The Department of Homeland Security (DHS) and FBI have rebuffed reports that hackers were responsible for damaging a pump at an Illinois water utility facility.
"After detailed analysis, DHS and the FBI have found no evidence of a cyber intrusion into the SCADA system of the Curran-Gardner Public Water District in Springfield, Illinois," DHS spokesman Chris Ortman claimed in a statement obtained by CNET.
"There is no evidence to support claims made in initial reports - which were based on raw, unconfirmed data and subsequently leaked to the media -that any credentials were stolen, or that the vendor was involved in any malicious activity that led to a pump failure at the water plant. In addition, DHS and FBI have concluded that there was no malicious traffic from Russia or any foreign entities, as previously reported."

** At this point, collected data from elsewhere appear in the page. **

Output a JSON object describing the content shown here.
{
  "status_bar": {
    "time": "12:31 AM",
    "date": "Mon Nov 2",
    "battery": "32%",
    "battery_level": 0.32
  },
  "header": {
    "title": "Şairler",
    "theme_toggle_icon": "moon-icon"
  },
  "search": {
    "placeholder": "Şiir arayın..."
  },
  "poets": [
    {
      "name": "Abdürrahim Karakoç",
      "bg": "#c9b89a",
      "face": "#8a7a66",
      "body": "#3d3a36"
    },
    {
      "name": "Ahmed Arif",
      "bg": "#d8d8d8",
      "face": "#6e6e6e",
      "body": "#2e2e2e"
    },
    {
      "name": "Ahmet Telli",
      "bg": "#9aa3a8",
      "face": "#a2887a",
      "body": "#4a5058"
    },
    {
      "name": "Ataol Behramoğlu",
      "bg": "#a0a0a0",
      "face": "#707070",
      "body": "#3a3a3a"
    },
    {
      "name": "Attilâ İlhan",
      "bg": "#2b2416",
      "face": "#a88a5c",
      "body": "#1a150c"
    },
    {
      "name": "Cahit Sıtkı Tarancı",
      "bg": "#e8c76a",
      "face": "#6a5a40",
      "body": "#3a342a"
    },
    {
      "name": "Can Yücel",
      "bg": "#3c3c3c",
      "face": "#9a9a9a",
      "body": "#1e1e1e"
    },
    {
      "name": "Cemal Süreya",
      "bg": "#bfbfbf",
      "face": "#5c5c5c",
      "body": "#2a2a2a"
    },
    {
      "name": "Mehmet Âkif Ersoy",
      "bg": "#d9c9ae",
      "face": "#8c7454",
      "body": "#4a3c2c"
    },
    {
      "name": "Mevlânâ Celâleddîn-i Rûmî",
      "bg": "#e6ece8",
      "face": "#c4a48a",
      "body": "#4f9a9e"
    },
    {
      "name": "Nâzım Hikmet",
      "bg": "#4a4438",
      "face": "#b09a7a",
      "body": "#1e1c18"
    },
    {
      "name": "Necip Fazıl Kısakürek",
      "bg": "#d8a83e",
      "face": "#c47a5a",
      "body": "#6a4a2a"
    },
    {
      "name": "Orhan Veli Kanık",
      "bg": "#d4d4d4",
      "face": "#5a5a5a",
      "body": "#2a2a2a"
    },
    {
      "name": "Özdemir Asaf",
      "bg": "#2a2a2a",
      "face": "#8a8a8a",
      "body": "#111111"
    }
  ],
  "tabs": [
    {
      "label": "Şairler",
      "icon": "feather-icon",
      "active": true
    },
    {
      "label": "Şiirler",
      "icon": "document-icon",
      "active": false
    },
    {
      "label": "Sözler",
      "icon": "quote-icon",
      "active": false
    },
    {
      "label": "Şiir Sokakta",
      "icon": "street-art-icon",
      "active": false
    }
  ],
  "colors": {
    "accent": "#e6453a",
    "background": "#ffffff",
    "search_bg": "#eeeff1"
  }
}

Unsurprisingly, SCADA security expert Joe Weiss - who first reported the incident - seemed rather skeptical about the latest DHS statement.
"The DHS statement released recently appears to conflict with the Illinois State Terrorism and Intelligence Center (STIC) report and its positive statements that an event had occurred. This begs the question why two government agencies disagree over whether a cyber event that damaged equipment had occurred at a water utility," Weiss wrote in a blog post.

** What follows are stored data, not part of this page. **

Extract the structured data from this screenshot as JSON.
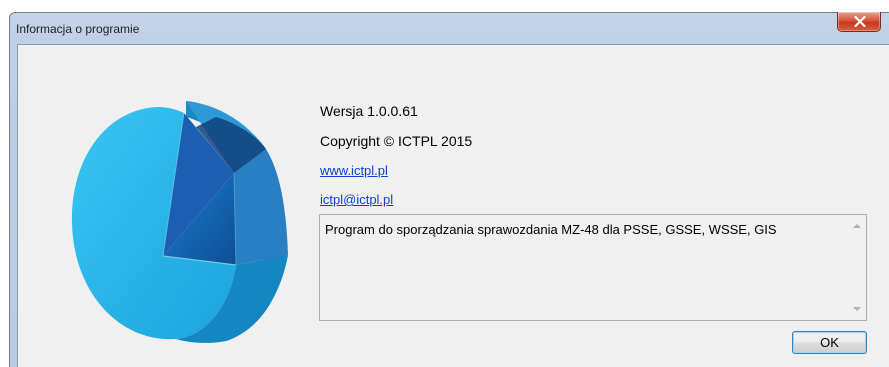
{
  "window": {
    "title": "Informacja o programie",
    "close_icon": "close-x-icon"
  },
  "about": {
    "version": "Wersja 1.0.0.61",
    "copyright": "Copyright © ICTPL 2015",
    "website": "www.ictpl.pl",
    "email": "ictpl@ictpl.pl",
    "description": "Program do sporządzania sprawozdania MZ-48 dla PSSE, GSSE, WSSE, GIS"
  },
  "buttons": {
    "ok_label": "OK"
  },
  "logo": {
    "icon": "pie-chart-logo",
    "colors": [
      "#1eb8ee",
      "#2a8fd0",
      "#1b6fb4",
      "#0f4f8f"
    ]
  }
}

"Yesterday, a note was sent from DHS-sponsored Industrial Control Systems Joint Working Group (ICSJWG) stating they were notified about the STIC report on November 16. Why did it take so long for them to be notified? In addition, on Nov. 18 on a local TV station, the general manager of the water utility [stated] that it had been hacked with resulting damage to a water pump."
Weiss also confirmed that assuming control of a SCADA system could allow hackers to damage critical infrastructure such as water treatment plants.
"SCADA is called the 'master station' for a reason... [For example], they could slam a valve shut. [Remember], you've got to close them slowly to avoid setting up a shockwave that works like a water hammer in the system... If you send a command to more than one pump and there is a blockage somewhere, you can stress a pipeline until the water makes a hole in it," he added.